Bestechungsvorwürfe gegen Novartis verdeutlichen Compliance-Risiken im Pharmasektor

Maßnahmen zum Schutz vor Korruption

Foto Salvatore Saporito, LexisNexis GmbH

Die kürzlich erhobenen Vorwürfe, dass Novartis in Griechenland Ärzte bestochen haben soll, zeigen wieder einmal, wie hoch das Bestechungs- und Korruptionsrisiko in der Pharmaindustrie ist. Wir erläutern, wo die Ursachen für dieses Risiko liegen und wie Unternehmen die Compliance-Risiken minimieren können.

Neue Märkte für Pharmaunternehmen lassen Bestechungs- und Korruptionsrisiko steigen

Im Dezember 2016 nahmen die griechischen Behörden Bestechungsermittlungen gegen den Schweizer Pharmakonzern Novartis auf. Während der laufenden Ermittlungen sagte der griechische Justizminister, Novartis habe möglicherweise „Tausende" Ärzte und Beamte bestochen, um den Verkauf der Produkte des Unternehmens zu fördern.1

Solche Vorwürfe werden nicht zum ersten Mal erhoben: Novartis ist in den letzten zwei Jahren fünfmal Gegenstand von Bestechungs- und Korruptionsermittlungen gewesen. 

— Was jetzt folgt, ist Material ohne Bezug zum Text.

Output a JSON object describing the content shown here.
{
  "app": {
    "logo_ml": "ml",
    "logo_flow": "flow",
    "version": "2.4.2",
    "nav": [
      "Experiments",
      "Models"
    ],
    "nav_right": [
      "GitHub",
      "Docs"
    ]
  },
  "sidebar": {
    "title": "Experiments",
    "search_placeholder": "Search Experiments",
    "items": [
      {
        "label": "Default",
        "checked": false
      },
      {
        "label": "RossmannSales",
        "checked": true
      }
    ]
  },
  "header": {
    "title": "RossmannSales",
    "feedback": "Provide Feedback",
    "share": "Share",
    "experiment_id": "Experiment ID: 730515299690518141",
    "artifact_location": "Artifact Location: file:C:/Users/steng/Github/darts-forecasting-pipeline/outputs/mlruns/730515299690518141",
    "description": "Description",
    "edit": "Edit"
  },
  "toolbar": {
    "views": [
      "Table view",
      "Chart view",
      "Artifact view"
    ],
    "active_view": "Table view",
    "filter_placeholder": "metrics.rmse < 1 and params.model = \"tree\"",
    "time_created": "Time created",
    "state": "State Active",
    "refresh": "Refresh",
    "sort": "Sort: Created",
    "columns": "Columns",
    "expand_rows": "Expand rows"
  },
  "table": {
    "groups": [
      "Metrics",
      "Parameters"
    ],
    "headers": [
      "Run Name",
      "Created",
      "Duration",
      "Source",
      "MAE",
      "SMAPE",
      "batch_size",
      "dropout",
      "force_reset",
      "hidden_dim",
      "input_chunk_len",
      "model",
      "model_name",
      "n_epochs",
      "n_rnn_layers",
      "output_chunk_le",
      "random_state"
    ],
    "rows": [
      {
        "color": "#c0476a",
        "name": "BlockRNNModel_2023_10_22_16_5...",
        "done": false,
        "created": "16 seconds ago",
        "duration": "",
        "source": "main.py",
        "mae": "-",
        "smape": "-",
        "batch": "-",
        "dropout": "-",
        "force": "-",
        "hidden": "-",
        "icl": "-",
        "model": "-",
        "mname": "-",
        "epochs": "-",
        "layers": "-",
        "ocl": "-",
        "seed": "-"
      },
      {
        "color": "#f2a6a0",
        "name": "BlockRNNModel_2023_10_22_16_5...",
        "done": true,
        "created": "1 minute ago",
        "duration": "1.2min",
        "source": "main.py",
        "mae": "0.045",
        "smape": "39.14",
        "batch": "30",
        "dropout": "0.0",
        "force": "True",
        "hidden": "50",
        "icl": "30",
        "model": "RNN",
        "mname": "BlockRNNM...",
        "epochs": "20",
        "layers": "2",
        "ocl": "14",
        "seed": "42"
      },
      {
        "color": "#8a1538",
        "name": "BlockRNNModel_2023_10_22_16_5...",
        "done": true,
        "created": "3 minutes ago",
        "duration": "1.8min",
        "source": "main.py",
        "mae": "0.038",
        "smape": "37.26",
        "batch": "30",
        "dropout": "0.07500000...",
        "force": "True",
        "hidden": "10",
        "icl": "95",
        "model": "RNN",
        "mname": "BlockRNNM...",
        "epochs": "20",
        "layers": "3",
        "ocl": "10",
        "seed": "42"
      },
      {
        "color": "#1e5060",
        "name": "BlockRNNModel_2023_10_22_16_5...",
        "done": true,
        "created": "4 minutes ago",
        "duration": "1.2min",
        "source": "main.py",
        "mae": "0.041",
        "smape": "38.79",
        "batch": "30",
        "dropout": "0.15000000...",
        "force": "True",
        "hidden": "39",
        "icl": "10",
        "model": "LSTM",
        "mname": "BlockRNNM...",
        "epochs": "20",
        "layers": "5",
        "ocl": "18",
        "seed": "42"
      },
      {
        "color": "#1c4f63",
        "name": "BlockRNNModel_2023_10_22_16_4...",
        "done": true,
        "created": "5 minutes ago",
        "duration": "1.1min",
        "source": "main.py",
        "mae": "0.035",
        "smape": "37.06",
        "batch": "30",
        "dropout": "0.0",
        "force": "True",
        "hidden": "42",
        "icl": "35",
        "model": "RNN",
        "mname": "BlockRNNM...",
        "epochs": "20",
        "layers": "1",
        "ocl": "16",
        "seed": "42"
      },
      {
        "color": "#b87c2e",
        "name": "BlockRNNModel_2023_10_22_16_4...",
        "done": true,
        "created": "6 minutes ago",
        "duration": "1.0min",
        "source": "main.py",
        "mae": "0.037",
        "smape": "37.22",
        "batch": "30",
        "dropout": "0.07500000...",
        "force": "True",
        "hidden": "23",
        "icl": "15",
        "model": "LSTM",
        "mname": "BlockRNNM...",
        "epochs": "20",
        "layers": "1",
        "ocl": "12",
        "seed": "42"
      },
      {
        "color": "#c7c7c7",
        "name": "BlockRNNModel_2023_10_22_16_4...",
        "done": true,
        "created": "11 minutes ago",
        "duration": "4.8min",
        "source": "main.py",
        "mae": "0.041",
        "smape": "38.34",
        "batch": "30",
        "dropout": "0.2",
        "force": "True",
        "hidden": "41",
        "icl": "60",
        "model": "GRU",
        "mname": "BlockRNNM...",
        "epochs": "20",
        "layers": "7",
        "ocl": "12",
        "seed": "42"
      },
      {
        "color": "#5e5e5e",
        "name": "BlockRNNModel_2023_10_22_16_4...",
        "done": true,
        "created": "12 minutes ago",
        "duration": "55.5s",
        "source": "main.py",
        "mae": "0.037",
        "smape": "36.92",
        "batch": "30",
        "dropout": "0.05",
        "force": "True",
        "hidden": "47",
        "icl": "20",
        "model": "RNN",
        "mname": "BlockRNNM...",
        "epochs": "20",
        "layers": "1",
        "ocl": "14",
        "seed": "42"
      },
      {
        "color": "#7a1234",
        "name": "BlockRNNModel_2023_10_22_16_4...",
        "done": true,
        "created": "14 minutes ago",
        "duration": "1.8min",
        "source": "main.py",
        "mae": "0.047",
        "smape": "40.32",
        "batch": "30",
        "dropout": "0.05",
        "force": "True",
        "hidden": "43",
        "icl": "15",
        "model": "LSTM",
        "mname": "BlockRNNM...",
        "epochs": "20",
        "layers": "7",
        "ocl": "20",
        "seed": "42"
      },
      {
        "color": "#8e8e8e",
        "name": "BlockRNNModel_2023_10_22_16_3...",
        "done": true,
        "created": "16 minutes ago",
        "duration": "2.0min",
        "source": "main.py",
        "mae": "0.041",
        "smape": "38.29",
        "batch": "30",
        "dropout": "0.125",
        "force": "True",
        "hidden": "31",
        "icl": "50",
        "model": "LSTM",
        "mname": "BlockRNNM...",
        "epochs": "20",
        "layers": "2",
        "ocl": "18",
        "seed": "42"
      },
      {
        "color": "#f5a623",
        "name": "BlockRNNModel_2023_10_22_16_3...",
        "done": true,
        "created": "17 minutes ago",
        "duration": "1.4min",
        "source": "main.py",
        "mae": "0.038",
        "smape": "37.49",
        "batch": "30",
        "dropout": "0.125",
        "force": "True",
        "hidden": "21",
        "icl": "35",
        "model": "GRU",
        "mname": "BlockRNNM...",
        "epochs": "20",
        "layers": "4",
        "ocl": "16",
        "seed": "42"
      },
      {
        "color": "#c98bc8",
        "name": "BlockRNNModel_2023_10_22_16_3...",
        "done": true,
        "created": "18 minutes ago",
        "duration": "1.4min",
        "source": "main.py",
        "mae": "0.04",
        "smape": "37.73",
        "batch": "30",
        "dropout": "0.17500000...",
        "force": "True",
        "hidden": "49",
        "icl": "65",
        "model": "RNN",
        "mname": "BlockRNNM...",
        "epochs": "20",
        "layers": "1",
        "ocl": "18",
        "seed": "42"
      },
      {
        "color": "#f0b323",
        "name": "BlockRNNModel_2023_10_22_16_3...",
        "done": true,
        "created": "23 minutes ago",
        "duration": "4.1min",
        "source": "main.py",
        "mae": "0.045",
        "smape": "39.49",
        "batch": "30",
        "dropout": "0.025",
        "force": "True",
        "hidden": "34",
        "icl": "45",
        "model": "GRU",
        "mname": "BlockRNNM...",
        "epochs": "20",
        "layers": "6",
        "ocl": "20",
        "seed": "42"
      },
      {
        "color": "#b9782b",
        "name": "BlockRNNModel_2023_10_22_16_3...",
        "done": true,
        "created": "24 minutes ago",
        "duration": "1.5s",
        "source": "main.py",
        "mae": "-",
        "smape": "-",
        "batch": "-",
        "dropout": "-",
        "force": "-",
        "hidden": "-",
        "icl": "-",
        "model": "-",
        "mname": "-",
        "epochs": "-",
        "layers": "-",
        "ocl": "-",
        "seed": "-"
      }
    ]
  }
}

  • Im Jahr 2015 legte Novartis Vorwürfe, Apotheken in den USA bestochen zu haben, damit diese Patienten bestimmte Medikamente empfehlen, durch eine Vergleichszahlung von 390 Millionen US-Dollar bei.
  • Im März 2016 zahlte Novartis in den USA 25 Millionen US-Dollar. Die US-Börsenaufsicht SEC (Securities and Exchange Commission) hatte den Vorwurf erhoben, Novartis habe zur Absatzförderung Mitarbeiter des chinesischen Gesundheitswesens bestochen.
  • Im August 2016 geriet Novartis ins Fadenkreuz der türkischen Behörden, nachdem ein anonymer Hinweisgeber die Anschuldigung erhoben hatte, Novartis habe sich durch die Zahlung von Schmiergeldern an staatliche Krankenhäuser geschäftliche Vorteile in Höhe von 85 Millionen US-Dollar verschafft. Diese Vorwürfe konnten bis heute nicht erhärtet werden.
  • Ebenfalls im August 2016 wurden in Südkorea sechs frühere und derzeitige Mitarbeiter von Novartis angeklagt, Ärzten „Rabatte" angeboten zu haben, um den Medikamentenabsatz anzukurbeln. Die Untersuchung lief bis April 2017. Dann wurde Novartis in Südkorea wegen Kickback-Zahlungen zu einer Strafe von 48,3 Millionen US-Dollar verurteilt. Außerdem wurde die Versicherungsdeckung für mehrere Medikamente des Unternehmens vorübergehend ausgesetzt.5

Novartis ist nur eines von vielen großen Pharmaunternehmen, das in den letzten Jahren mit Bestechungs- und Korruptionsvorwürfen konfrontiert war. 2012 zahlte Pfizer 60 Millionen US-Dollar zur Beilegung von in den USA erhobenen Schmiergeldvorwürfen. Angeblich hatten im Ausland ansässige Tochtergesellschaften des Unternehmens Amtsträgern im Gesundheitswesen Schmiergelder gezahlt, um eine behördliche Zulassung für Medikamente des Konzerns zu erlangen und den Absatz in zwölf Ländern zu steigern.6

2015 stimmte Bristol-Myers Squibb einer Zahlung von mehr als 14 Millionen US-Dollar zu, um Vorwürfe zu beseitigen, nach denen das Unternehmen staatliche Krankenhäuser in China mit Schmiergeldern zur Verschreibung von Medikamenten bewogen haben soll.7

Im Jahr 2016 wurde die höchste jemals einem Pharmaunternehmen auferlegte Strafe – und die branchenübergreifend vierthöchste Vergleichszahlung – wegen Verstößen gegen das US Korruptionsgesetz, den FCPA (Foreign Corrupt Practices Act) ausgehandelt. Teva Pharmaceuticals verständigte sich mit dem US-Justizministerium und der US-Börsenaufsicht gegen eine Zahlung von 519 Millionen US-Dollar auf eine Vereinbarung über die Aussetzung der Strafverfolgung.8 Dem Unternehmen war vorgeworfen worden, in der Ukraine, in Mexiko und in Russland gegen den FCPA verstoßen zu haben.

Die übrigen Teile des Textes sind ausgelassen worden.